16. You put yourself in uncomfortable situations, like being around people you dislike or those who hurt you during your time of need because you feel like you should just “get over it.” This is especially true if they’re angry at you for how you acted during your time of grief, so you go out of your way to prove that you’re not selfish (hint: they were the ones who were selfish, not you).
17. You tend to keep the traumatic event “alive” far after it’s expired because your trauma has become a part of your identity. It’s often one of the first things people know about you when they meet you.
18. Your trauma plays a significant role in your decision-making and self-esteem. If you experienced a great loss that caused you great pain, you might compare your life and decisions to theirs when they were your age.

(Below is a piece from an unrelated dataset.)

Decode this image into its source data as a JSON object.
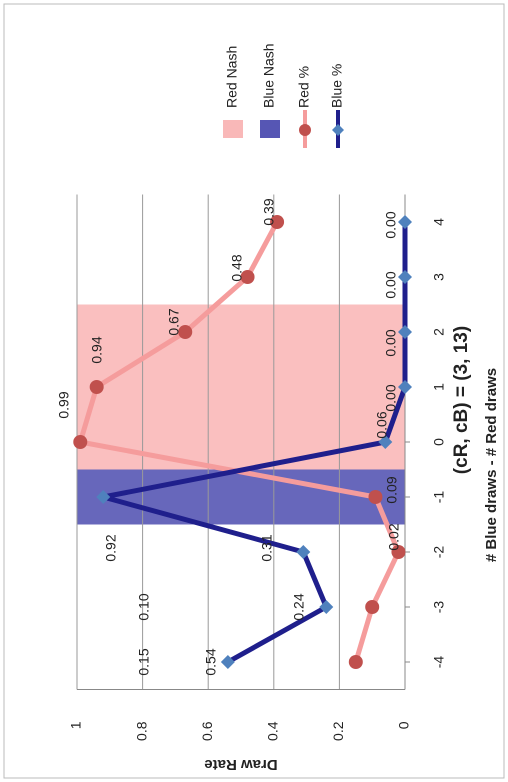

You compare your path to those you went to high school or college with or to your own idealized vision of the future you held when you were younger. And, of course, it’s nothing similar which only causes you to feel like a failure for letting life pass you by.
19. You change up the style of your living space often. You’re always looking for a way to reinvent yourself. You crave change a lot more than you used to, and sometimes all you want is to purge everything in your life.

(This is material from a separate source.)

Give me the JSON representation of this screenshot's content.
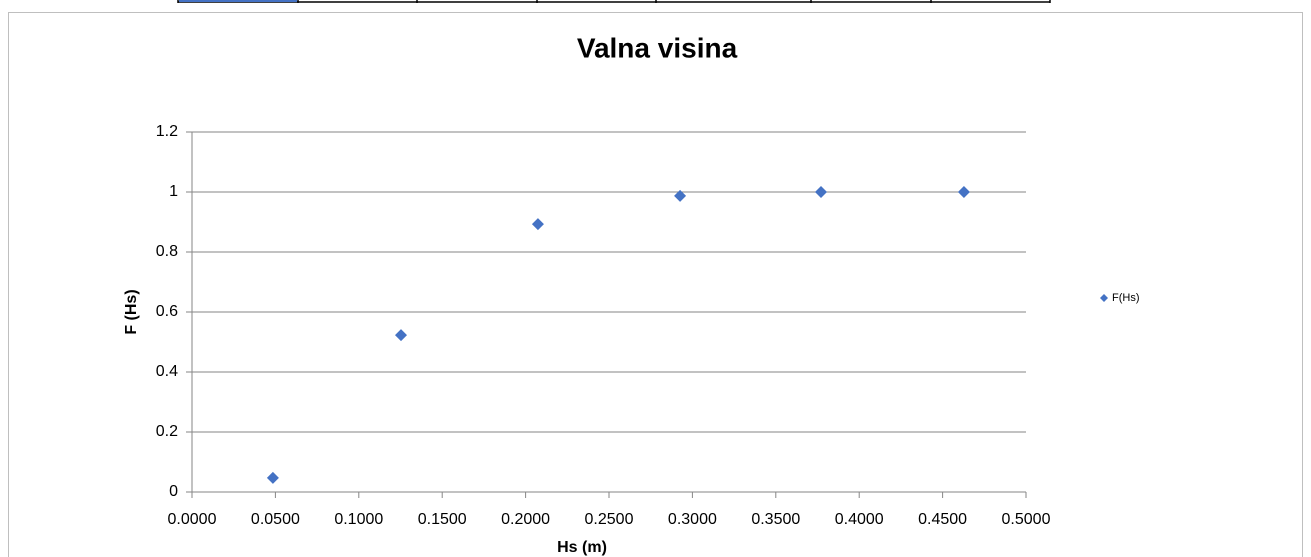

20. You’re frustrated over what seems like the most insignificant things, like when someone asks you to wait your turn or doesn’t acknowledge you, but you’re just so tired of not being able to do what you want to do when you want to do them. It’s not that you’re not understanding of rules, or that you even have a problem with them, you’re just so frustrated that your life has been put on hold that it sometimes triggers you.

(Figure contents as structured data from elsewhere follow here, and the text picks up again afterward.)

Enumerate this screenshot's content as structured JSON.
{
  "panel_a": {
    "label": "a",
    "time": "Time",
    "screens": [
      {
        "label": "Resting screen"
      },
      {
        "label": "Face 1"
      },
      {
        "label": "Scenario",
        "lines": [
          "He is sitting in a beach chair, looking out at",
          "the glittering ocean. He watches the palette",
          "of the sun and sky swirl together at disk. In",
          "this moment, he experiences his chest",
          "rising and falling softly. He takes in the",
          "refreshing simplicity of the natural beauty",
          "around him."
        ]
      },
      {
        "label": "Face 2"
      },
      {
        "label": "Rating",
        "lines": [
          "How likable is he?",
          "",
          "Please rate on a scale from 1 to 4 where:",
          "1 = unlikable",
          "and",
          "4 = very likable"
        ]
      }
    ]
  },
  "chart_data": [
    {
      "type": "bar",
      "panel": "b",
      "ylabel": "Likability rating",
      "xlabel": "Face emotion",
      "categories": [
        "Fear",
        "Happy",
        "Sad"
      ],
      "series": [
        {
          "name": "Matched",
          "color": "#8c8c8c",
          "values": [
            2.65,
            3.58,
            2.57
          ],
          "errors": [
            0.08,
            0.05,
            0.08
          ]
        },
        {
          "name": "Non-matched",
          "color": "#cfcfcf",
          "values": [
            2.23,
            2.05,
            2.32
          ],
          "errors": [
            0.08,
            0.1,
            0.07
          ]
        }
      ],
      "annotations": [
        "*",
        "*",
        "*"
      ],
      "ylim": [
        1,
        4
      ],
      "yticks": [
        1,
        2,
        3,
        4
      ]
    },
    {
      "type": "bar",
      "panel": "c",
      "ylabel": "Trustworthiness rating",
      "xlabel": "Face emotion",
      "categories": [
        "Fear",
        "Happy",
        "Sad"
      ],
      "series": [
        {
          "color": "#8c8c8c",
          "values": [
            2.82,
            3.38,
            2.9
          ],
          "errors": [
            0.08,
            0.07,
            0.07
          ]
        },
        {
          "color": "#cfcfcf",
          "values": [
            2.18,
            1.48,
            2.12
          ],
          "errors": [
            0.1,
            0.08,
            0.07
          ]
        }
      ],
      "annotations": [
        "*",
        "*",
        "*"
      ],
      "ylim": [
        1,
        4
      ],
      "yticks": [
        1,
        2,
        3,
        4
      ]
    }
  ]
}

21. You recognize that your life was put on hold without your permission as the tragedy unfolded, but now, years later, you’re angry at yourself for keeping it going. You just don’t know how to function without it.
22. You don’t know how to function without the lingering effects of grief or trauma because you were so sad, so depressed, so overwhelmed, so hurt for such an extended length of time that you’re not only scared of being happy, you don’t really feel like you deserve to be. Your mind may not agree with that sentiment, but your heart does because your heart is still broken. And being any kind of happy or functioning or free when you have a broken heart just doesn’t feel possible. So, you’ll read a post like this and relate to it and make the change to get into a better mindset. But the first bad day you have will send you back to this dark place, making the words I wrote here — the feelings you and I both share — feel completely and utterly worthless.
They’re not. But it’s okay to think it is. This is hard, but you’re not alone. You will get through this.